ㅡ Namorado? ㅡ Ri voltando a me sentar na cama. ㅡ Eu mal tenho vida social. Imagina namorado.
ㅡ E é por que não quer? ㅡ Lina perguntou.
ㅡ Não, eu gostaria de ter uma vida social. Acho que as pessoas só não gostam de mim mesmo. ㅡ Dei com os ombros.
ㅡ Ah, deixa disso! ㅡ O garoto balançou a cabeça. ㅡ Você é bonita, tem uma mãe legal, é gentil, só não sai muito. Não tem nada de errado com você.
A chuva lá fora ficou mais forte no instante em que ouvimos a porta da sala ser aberta.
ㅡ Morgana? ㅡ Eles saíram do meu quarto na hora que ouviram a voz da Lud. ㅡ Meu Deus, eu peguei muita chuva.

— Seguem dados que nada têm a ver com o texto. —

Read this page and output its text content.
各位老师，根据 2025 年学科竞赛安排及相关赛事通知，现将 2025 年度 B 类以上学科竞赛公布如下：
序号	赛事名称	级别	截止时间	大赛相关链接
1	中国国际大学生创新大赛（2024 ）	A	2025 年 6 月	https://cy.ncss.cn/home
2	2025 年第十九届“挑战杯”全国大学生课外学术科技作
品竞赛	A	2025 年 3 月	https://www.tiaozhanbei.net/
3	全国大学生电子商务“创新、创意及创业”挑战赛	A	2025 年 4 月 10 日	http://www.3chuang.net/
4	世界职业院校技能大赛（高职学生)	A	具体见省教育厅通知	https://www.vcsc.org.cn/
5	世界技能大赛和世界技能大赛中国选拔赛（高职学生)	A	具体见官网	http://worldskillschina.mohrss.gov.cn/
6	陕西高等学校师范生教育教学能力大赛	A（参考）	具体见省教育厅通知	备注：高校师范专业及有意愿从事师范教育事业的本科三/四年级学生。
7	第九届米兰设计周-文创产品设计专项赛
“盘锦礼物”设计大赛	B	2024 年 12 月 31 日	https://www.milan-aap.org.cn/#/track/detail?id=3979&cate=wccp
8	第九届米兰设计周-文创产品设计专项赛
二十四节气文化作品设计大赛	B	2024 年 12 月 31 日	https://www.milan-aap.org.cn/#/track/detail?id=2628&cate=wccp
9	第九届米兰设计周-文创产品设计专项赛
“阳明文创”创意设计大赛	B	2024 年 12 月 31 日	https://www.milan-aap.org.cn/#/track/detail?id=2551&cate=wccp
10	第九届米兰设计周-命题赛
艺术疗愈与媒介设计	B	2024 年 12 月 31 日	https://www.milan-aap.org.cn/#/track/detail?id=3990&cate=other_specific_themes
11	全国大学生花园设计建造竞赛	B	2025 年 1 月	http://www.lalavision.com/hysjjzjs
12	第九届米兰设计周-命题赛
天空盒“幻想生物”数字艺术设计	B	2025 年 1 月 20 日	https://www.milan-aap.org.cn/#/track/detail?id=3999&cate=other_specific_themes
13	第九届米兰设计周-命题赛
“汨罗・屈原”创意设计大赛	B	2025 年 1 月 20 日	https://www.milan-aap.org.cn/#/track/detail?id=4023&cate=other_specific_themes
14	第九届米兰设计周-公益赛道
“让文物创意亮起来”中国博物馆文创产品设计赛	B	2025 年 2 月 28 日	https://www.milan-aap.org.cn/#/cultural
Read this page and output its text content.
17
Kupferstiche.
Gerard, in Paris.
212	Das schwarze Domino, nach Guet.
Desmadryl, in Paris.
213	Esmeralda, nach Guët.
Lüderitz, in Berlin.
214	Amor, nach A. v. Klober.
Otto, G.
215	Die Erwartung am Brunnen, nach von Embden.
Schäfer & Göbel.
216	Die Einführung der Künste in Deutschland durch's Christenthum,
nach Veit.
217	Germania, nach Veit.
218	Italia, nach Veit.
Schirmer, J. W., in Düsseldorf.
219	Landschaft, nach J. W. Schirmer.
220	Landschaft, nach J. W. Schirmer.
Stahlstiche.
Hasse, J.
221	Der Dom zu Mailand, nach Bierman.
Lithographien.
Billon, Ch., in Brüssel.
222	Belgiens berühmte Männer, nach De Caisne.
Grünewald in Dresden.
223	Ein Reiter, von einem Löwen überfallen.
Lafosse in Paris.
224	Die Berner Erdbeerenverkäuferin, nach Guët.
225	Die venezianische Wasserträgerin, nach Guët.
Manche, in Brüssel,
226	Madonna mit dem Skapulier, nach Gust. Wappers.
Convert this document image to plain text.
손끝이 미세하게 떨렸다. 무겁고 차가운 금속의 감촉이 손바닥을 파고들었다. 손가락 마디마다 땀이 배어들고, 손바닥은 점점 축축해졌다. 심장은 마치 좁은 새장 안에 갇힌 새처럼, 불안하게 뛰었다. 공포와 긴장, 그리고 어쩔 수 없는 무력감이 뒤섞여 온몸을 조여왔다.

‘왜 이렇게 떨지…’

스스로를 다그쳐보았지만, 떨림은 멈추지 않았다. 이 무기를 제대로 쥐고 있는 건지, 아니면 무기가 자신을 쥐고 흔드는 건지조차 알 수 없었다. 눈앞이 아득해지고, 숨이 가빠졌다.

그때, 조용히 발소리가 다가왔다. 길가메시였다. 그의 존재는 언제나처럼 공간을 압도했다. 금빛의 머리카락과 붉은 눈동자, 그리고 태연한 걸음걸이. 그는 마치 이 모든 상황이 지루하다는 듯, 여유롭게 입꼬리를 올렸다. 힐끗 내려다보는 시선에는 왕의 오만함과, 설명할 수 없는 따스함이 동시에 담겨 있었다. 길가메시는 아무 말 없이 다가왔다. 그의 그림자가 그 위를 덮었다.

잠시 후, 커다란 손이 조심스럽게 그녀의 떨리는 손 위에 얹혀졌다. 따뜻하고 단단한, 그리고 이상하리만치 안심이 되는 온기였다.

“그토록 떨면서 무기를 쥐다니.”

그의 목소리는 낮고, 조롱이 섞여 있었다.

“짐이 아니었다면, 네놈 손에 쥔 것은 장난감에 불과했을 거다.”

ㅡ Até que enfim chegou... ㅡ Eles começaram a conversar com ela, mas eu parei de prestar atenção. Estava ocupada demais olhando para a chuva que batia na minha janela com um sorriso estupidamente bobo no rosto.
Aquele dia estava sendo estranhamente bom! A começar pelo meu clima favorito: chuva. A Morgana do livro que eu escrevia gostava de verão e sol, eu gostava de chuva e frio.

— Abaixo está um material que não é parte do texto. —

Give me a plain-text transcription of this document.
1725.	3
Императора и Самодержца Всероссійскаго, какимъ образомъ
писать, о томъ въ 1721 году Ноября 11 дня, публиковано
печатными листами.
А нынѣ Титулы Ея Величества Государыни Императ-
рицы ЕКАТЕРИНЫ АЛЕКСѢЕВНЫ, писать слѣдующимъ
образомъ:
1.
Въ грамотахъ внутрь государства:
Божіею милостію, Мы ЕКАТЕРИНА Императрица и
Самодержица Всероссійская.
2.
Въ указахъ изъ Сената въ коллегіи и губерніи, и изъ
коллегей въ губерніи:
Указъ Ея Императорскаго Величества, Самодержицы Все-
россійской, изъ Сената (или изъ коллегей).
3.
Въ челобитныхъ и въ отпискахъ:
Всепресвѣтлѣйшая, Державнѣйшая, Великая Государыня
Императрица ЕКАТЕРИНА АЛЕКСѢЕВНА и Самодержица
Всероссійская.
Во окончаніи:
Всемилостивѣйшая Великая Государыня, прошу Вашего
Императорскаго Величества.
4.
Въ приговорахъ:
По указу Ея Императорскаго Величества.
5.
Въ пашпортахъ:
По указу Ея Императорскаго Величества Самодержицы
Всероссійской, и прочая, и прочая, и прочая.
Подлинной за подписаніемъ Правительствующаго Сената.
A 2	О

E... Eu tinha amigos? Eu realmente tinha amigos agora?
Peguei a minha câmera de novo e olhei as fotos que tiramos no parque. Sorri novamente.
ㅡ Morgana? ㅡ Minha mãe apareceu na porta. ㅡ Vou fazer o jantar. Quer me ajudar?
ㅡ Me dá só uns minutos. Eu já vou. ㅡ Ela concordou e eu peguei o caderno na minha mochila. Me sentei na escrivaninha e comecei a escrever.
" Décimo quarto capitulo
É impressionante como uma câmera e um crachá te dão acesso a coisas e lugares que você nem imagina. Pude ir atrás do palco, do lado do palco, camarote e até pude ficar na frente do palco, a frente a área de proteção, onde só tinham seguranças e outros fotógrafos. Teve até uma moça que veio me trazer água.
Eu me esforcei para tirar as melhores fotos que pude. Mesmo que eu não fosse receber por aquilo, e mesmo que minhas fotos não fossem postadas, como as dos outros fotógrafos que estavam ali, a minha seria vista pelo Sucri. Ele queria vê-las e por isso eu fiz o meu máximo.
Até que chegou a hora da última música. Eu amava aquela música. A letra era linda, as vozes do Sucri com a Dafine ficavam perfeitas, não tinha um defeito sequer. O problema era que meu coração estava acelerado. Eu estava nervosa.
Sucri disse que olharia para a pessoa que ele gostava quando cantasse o verso que ele canta sozinho e eu, certamente, não estava preparada para vê-lo olhando para outra pessoa.
A música seguiu, eu fotografei, como fiz com todas as outras, mas as fotos não ficaram boas porque eu não conseguia parar de tremer.
Foi quando chegou a parte que ele cantaria sozinho. Eu abaixei a câmera e o encarei. Meu coração parecia que ia explodir de tanta ansiedade.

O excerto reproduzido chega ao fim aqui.